3. Vibration signal acquisition device for an on-line monitoring device of transformers according to claim 1, characterized in that the angle between two of said chute (17) is smaller than the apex angle of the triangular slide (16).

4. The vibration signal acquisition device for the transformer on-line monitoring device according to claim 1, wherein the sliding rod (15) penetrates through the sliding groove (14) to the outer side of the fixed ring (9), and a pressing block (21) is arranged at the other end of the sliding rod (15).

5. Vibration signal acquisition device for an on-line monitoring device of transformers according to claim 1, characterized in that two of said arc-shaped fixed blocks (11) form a ring, the diameter of which ring matches the diameter of the data transmission line (2).

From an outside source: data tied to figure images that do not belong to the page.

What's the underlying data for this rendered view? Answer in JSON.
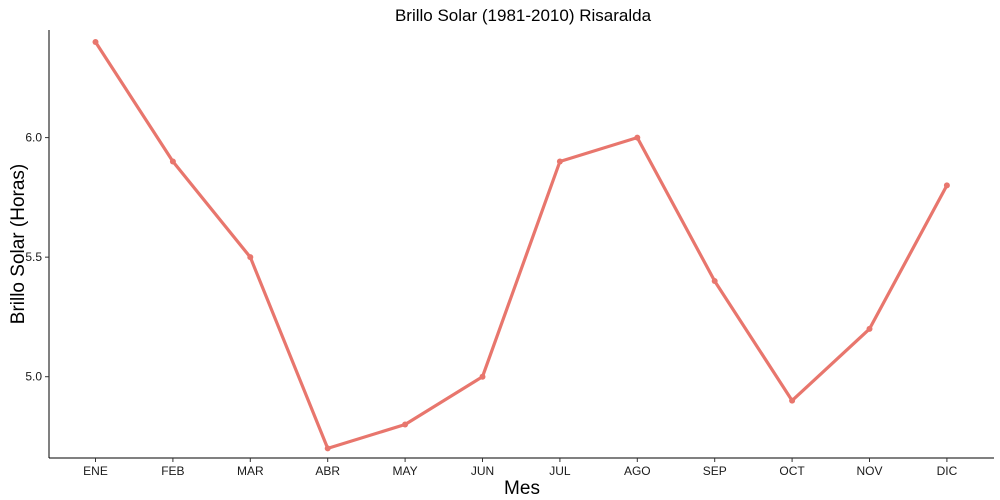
{
  "chart_data": {
    "type": "line",
    "title": "Brillo Solar (1981-2010)  Risaralda",
    "xlabel": "Mes",
    "ylabel": "Brillo Solar (Horas)",
    "categories": [
      "ENE",
      "FEB",
      "MAR",
      "ABR",
      "MAY",
      "JUN",
      "JUL",
      "AGO",
      "SEP",
      "OCT",
      "NOV",
      "DIC"
    ],
    "series": [
      {
        "values": [
          6.4,
          5.9,
          5.5,
          4.7,
          4.8,
          5.0,
          5.9,
          6.0,
          5.4,
          4.9,
          5.2,
          5.8
        ],
        "color": "#E8766D"
      }
    ],
    "yticks": [
      5.0,
      5.5,
      6.0
    ],
    "ytick_labels": [
      "5.0",
      "5.5",
      "6.0"
    ],
    "ylim": [
      4.66,
      6.45
    ],
    "grid": false,
    "legend": "none"
  }
}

6. The vibration signal acquisition device for the transformer on-line monitoring device according to claim 1, wherein the acceleration sensor (4) is electrically connected with the filter (6), the filter (6) is electrically connected with the signal acquisition board (7), the signal acquisition board (7) is electrically connected with the display (8), and the processor (23) is electrically connected with the memory (24) and the signal acquisition board (7).

7. The vibration signal acquisition device for the transformer on-line monitoring device according to claim 1, wherein a signal transmission interface (22) is arranged on one side of the main machine body (1).